If the hijab is a fashion statement as some girls allege, then I can judge these girls in terms I would also use for Westerners whose stilettos, skinnies or furs prevent them from running, eating or holding their dribbling child, or whose nails and false eyelashes, allegedly applied to fetch a man, could also shred his scalp. Why do you build your own cage?

But if these young ladies truly accept the many meanings of wearing a hijab and the lifestyle it endorses, then – can I argue? Where is my place in the debate? I am indeed foreign.

I can, however, go dance with a girl who is not wearing religious attire, be joined by a few of younger burqa’d girls as well as the entire female population too young to start the lifestyle, and then smile afterwards when older women grab my hand saying “Shukriya!” that I, a female, danced. Apparently, they all used to, and apparently, they all enjoyed it.

I’ve asked girls why they take up the burqa or hijab. Most respond with shrugs, sideways smiles, confused looks, or explanations like, “It’s, you know, I have many friends who have so it made sense,” or “Well, I just like it but also it seems right.”

As an educated Westerner I’ve been trained not to accept “it seems right” as an answer, and my national curriculum instructed against peer pressure. But this isn’t the West, and I have to accept the local consensus. So, the conversation stops.

And with it, the connection. Our fundamental natures are opposed. I walk alone; they believe it inappropriate. I dance; they’d rather wish they could. These are only basic physical movements, but the differences are profound. Though welcomed on the island I felt alienated by my independence, and though invited into events I felt my race excused my gender and justified my in-congruency. I came to visit, not to be served – the reality frustrated my young Western curiosity.

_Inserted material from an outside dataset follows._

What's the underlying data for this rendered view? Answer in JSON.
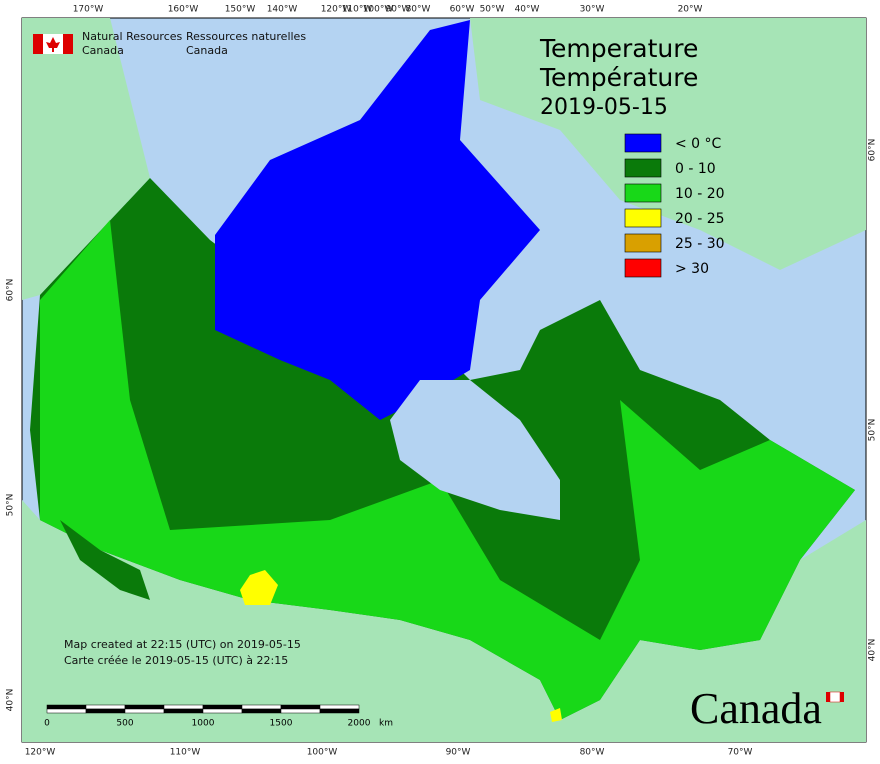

I’ve studied Islam and its history at the college level, have several friends who practice the faith, and have lived in Muslim regions. I have always been accepted, respected, and welcomed into the fold. I have enjoyed open, free discussions with these friends on a range of topics. I think there are many beautiful aspects to the religion.

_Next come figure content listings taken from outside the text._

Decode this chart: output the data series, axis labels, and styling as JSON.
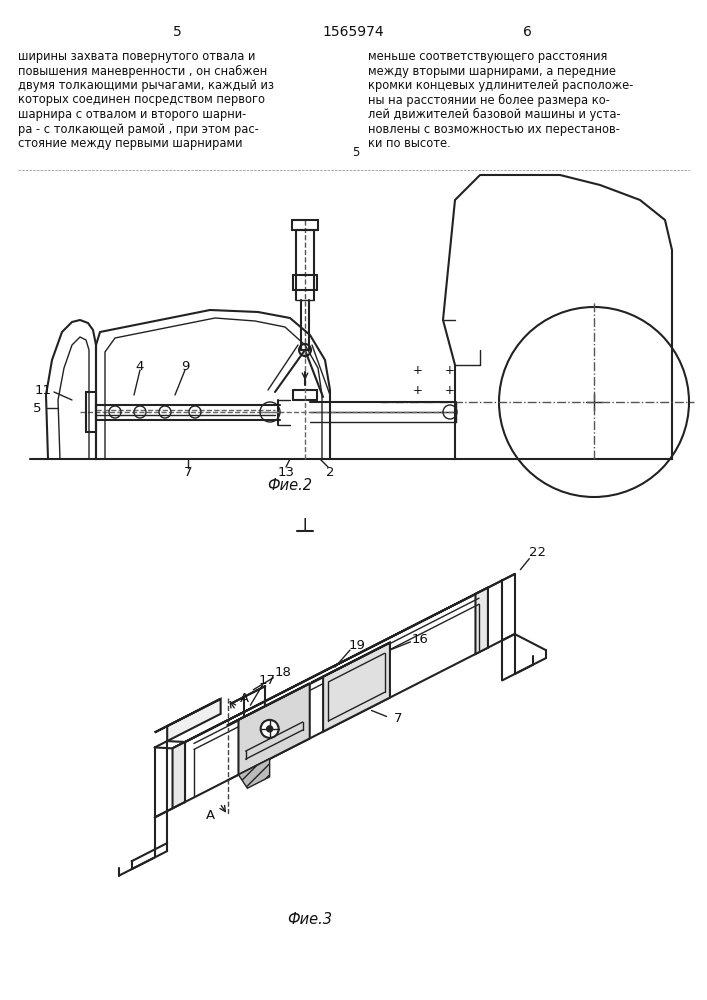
{
  "title": "1565974",
  "page_left": "5",
  "page_right": "6",
  "text_left": "ширины захвата повернутого отвала и\nповышения маневренности , он снабжен\nдвумя толкающими рычагами, каждый из\nкоторых соединен посредством первого\nшарнира с отвалом и второго шарни-\nра - с толкающей рамой , при этом рас-\nстояние между первыми шарнирами",
  "text_right": "меньше соответствующего расстояния\nмежду вторыми шарнирами, а передние\nкромки концевых удлинителей расположе-\nны на расстоянии не более размера ко-\nлей движителей базовой машины и уста-\nновлены с возможностью их перестанов-\nки по высоте.",
  "fig2_caption": "Фие.2",
  "fig3_caption": "Фие.3",
  "fig3_label": "I",
  "bg_color": "#ffffff",
  "line_color": "#222222",
  "text_color": "#111111",
  "font_size_text": 8.3,
  "font_size_caption": 10.5,
  "font_size_page": 10,
  "font_size_label": 9.5
}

Yet in the Maldives I have not yet met a woman who can talk candidly or objectively about the Qur’an. In my country, questions and criticism lead to deeper understanding, but here this rhetoric is shunned as base opposition. Acceptance, not choice, is the cultural undercurrent. Acceptance of my hosts’ duty to the Guest, rather than an assessment of me, the Guest, as a person, governed my visit on the island as well.

Culture shock is funny concept. Though standard teachings describe a four-week rollercoaster to normalcy, experienced travelers might note that they are jarred even after a year’s stay in a foreign culture. Is it ever fair to call something right or wrong? Perhaps we can only admit our differences.